= Laycock Engineering =

Company

The Laycock Engineering Company Limited of Archer Road, Millhouses, Sheffield, Yorkshire, England was an engineering business established in 1884 by W S Laycock which made small and major components for railway rolling stock.

Laycock died in 1916, and in 1917 the business passed into the hands of Charron, a French automobile manufacturer, then later into receivership from where it was bought by Sheffield engineer and shipbreaker Thos. W. Ward in 1934. Two years later Laycock was bought from Ward by a group of investors and put into the ownership of a new holding company, Birfield Limited, along with Hardy Spicer. Both Laycock and Hardy Spicer made transmission or driveline components for the automotive industry.

In 1966 Birfield, with Laycock and Hardy Spicer, were bought by the GKN group which was entering the automotive components field following government's announcement of the intended nationalisation of its GKN Steel.

==Products==
Laycock's initial business was the manufacture of railway carriage and steamship fittings and underframe gear for railway coaches and locomotives. The range was extended to include axles, gearboxes, and motor chassis components, motorcar propeller shafts and the Layrub rubber bushed propeller shaft.

After 25 years of importing goods from USA following annual visits W S Laycock introduced for the first time in UK a method of steam heating carriages in a Great Northern train in 1893 following a few years of experience with a similar system in USA.

The carriage interiors of the 1908 Southern Belle "the most luxurious train in the world" later known as the Brighton Belle were built by W S Laycock's business in Sheffield.

By 1964 Laycock's principal products were: Laycock de Normanville overdrives and spring diaphragm clutches for the motor industry and flexible couplings also for industrial use. Dual clutches for tractors, garage equipment, railway air and vacuum brakes, control valves for fluids and gases were also manufactured.

==Ownership==
William Samuel Laycock (1842–1916) of Upper Hallam, Ecclesall Bierlow, later of Oakbrook, Yorkshire, established this business as his personal sideline to a family business which was his principal occupation until well into the twentieth century. The long-established family business, Samuel Laycock and Sons Limited with branches in Crewkerne and Lavenham, manufactured hair seating and hair fabrics. Horsehair was particularly suited to use in the confined space of railway carriages as it did not retain offensive odours. Blinds made of hair fabric also screened carriage occupants from unwelcome sunshine and attention.

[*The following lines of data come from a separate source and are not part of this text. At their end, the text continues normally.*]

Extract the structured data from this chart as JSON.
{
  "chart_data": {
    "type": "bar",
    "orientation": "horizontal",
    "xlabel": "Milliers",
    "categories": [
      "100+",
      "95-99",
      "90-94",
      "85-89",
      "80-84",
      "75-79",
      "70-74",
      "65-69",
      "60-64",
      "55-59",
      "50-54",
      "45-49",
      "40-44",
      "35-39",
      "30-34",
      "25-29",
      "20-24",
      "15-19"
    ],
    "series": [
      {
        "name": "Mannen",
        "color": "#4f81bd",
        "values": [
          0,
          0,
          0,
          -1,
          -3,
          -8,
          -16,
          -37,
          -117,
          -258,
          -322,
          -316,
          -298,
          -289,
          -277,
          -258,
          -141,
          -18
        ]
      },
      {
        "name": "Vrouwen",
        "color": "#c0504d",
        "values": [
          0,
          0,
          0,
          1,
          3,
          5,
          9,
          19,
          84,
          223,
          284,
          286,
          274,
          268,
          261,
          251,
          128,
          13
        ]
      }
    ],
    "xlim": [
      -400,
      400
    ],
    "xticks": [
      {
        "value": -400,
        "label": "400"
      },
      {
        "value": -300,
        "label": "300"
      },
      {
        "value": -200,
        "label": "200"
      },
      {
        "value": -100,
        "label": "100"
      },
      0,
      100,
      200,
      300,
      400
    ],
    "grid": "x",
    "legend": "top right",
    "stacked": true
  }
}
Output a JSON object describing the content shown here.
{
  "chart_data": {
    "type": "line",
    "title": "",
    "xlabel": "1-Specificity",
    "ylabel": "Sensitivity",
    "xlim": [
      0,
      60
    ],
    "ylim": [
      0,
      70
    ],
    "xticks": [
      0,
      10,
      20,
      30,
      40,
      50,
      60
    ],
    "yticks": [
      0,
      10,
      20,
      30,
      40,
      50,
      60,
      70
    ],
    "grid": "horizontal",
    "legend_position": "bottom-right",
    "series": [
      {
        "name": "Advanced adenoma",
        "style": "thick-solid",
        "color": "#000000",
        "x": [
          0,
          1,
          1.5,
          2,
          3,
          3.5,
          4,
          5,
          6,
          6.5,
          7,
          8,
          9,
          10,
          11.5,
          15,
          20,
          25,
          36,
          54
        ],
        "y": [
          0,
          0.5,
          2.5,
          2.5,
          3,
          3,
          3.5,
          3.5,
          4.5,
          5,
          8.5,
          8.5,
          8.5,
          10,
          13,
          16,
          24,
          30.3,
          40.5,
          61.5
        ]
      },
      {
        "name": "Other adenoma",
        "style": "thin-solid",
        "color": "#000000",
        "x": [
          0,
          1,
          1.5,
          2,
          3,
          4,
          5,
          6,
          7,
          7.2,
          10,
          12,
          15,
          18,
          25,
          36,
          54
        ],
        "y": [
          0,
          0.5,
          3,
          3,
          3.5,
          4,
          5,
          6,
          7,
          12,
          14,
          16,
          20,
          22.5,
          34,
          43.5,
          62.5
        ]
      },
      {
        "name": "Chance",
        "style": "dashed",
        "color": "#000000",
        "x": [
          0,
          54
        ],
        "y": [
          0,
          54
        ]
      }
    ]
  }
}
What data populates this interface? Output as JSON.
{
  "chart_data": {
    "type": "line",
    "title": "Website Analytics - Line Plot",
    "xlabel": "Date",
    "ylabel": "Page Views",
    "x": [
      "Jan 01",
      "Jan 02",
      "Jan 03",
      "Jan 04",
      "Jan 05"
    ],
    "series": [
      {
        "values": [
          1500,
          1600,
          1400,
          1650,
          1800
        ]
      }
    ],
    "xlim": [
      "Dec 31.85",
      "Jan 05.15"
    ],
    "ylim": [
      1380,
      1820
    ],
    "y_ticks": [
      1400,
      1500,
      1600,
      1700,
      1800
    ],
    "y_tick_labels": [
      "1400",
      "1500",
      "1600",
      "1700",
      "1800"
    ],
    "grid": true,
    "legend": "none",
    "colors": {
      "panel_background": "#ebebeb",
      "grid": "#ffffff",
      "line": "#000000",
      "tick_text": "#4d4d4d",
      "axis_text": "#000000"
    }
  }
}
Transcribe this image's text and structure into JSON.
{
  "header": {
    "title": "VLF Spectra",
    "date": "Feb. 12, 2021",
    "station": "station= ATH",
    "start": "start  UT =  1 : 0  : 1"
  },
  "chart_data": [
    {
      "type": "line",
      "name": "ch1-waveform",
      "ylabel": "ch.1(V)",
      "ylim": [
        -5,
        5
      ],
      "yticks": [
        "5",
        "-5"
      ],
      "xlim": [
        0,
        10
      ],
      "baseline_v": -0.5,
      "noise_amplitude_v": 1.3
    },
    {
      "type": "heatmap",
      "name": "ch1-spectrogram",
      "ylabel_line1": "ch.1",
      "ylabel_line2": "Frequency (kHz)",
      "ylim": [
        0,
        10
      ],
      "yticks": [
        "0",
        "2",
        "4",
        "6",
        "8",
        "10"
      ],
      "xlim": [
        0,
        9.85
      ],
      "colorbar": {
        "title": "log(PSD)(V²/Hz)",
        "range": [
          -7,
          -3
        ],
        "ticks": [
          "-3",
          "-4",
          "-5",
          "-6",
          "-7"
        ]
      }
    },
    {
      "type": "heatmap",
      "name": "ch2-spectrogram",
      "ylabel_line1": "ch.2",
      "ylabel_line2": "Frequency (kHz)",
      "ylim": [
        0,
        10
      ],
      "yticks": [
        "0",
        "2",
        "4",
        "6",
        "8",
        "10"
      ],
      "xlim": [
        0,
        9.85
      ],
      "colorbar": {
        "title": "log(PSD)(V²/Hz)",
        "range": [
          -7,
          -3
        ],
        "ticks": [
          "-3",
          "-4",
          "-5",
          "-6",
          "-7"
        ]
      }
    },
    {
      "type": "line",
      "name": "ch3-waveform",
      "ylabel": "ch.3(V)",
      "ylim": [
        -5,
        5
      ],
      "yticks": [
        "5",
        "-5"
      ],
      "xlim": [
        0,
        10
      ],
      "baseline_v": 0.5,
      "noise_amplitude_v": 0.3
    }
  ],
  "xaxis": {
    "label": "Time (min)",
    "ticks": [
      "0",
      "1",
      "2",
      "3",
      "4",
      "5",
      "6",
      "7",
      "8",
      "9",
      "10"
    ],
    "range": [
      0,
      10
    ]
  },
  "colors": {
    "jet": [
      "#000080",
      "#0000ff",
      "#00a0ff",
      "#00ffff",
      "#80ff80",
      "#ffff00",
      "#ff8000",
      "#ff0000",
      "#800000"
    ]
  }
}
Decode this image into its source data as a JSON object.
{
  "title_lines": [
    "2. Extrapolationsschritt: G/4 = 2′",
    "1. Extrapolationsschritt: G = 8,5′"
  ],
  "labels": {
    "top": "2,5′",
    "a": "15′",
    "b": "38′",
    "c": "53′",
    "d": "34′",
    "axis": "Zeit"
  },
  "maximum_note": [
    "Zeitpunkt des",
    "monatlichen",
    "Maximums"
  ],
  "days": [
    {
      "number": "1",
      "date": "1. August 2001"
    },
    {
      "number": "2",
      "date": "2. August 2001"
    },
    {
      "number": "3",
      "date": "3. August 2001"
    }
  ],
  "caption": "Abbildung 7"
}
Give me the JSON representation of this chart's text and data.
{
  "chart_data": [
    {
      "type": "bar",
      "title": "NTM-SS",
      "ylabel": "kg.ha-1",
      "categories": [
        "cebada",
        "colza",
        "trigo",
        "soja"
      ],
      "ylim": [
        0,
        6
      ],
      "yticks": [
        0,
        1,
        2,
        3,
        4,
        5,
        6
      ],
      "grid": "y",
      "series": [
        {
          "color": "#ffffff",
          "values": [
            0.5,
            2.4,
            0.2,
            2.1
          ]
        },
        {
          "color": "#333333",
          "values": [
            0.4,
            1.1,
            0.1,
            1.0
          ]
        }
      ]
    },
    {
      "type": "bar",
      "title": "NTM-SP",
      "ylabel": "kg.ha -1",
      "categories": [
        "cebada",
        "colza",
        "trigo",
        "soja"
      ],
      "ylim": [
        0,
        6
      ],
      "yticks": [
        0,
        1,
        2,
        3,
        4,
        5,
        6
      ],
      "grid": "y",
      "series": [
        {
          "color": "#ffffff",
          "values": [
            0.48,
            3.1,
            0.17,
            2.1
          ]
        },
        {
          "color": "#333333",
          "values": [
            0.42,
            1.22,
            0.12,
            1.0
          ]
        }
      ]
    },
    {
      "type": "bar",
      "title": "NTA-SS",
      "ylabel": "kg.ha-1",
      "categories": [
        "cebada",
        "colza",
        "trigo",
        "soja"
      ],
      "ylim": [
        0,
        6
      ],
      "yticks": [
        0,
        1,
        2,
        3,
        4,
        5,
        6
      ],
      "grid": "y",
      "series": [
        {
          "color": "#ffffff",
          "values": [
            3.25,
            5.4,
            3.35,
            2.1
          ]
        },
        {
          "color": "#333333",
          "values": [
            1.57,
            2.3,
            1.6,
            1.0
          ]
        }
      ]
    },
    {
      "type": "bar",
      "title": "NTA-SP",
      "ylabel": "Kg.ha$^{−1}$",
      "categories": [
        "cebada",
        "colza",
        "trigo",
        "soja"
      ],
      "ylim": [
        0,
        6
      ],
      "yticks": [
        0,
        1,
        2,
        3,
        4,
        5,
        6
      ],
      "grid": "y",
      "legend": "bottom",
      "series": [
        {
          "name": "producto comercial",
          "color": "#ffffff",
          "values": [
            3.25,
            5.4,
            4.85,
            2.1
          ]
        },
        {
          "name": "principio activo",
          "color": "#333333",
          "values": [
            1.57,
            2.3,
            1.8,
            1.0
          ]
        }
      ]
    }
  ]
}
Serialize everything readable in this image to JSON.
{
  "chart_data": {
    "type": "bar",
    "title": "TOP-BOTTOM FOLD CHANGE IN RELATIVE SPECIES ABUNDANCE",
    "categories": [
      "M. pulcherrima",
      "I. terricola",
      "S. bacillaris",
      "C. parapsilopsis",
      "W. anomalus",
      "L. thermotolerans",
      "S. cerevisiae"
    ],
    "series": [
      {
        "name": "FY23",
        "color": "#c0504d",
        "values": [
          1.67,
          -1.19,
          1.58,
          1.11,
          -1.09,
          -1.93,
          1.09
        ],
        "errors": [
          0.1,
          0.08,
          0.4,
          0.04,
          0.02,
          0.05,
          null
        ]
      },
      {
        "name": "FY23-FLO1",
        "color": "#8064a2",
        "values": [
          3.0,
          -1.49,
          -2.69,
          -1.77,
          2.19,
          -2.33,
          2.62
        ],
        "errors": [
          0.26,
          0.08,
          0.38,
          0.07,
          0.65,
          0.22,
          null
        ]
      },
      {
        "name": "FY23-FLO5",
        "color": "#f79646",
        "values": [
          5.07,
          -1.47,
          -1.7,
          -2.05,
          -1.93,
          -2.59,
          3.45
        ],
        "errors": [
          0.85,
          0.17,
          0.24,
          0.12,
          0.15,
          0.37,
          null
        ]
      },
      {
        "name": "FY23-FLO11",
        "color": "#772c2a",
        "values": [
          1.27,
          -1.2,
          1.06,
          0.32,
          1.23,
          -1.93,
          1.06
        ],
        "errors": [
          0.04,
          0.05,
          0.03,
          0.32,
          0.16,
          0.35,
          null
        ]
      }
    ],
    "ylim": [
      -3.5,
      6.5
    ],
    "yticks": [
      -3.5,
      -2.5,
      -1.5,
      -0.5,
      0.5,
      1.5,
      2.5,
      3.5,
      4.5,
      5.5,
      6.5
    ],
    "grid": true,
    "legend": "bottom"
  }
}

W S Laycock was born in October 1842 and died 2 March 1916. In the 1911 census he described himself as a Government and Railway contractor of Oakbrook, Fulwood, Sheffield. At the time of his death he was also head, chairman of directors, of Cravens Limited. Laycock and his wife born Catherine Kirkby left no surviving children.

===Charron Limited===
Charron of Puteaux near Paris, a manufacturer of motorcars, bought a controlling interest in Laycock in 1917 and began the manufacture of aero-engines under contract to the British government. Charron-Laycock cars were sold between 1920 and 1926. A Receiver was appointed in 1924.

===Thos. W. Ward===
Sheffield engineering business Thos. W. Ward bought Laycock in November 1930 from the Receiver. At that time its products were of a specialised nature, mostly highly skilled precision machinery. More specifically: general engineering supplies and machinery, motor components, railway, tram, omnibus and motor coach equipment. Garage equipment. Aircraft supplies. Some of the most important customers were: Citroen, Daimler, Humber, Jowett, Morris, Riley, Rolls-Royce, Standard, Vauxhall and in commercial vehicles: AEC, Commer, Dennis, Guy Motors, Karrier, Leyland, Metro-Cammell and Morris Commercial.

In 1936, when Laycock had 700 employees, an agreement was reached between Thos. W. Ward and an investment trust led by Herbert Hill to buy Laycock. At the end of 1938 Laycock chairman Herbert Hill (1901–1987) then arranged that Laycock should be sold to a new owner named Birfield Engineering which would also buy Hardy Spicer.

===Birfield Engineering and Front Wheel Drive===
Herbert Hill led Birfield to develop the constant-velocity joint breakthrough which permitted reliable front-wheel drive and led to the development of the Mini and the subsequent popularity of front wheel drive cars. He retired in 1961 but remained a member of the board.

===GKN===
GKN bought Birfield and its subsidiaries Hardy Spicer and Laycock in 1966. Within GKN Laycock retained an individual identity until the late 1970s.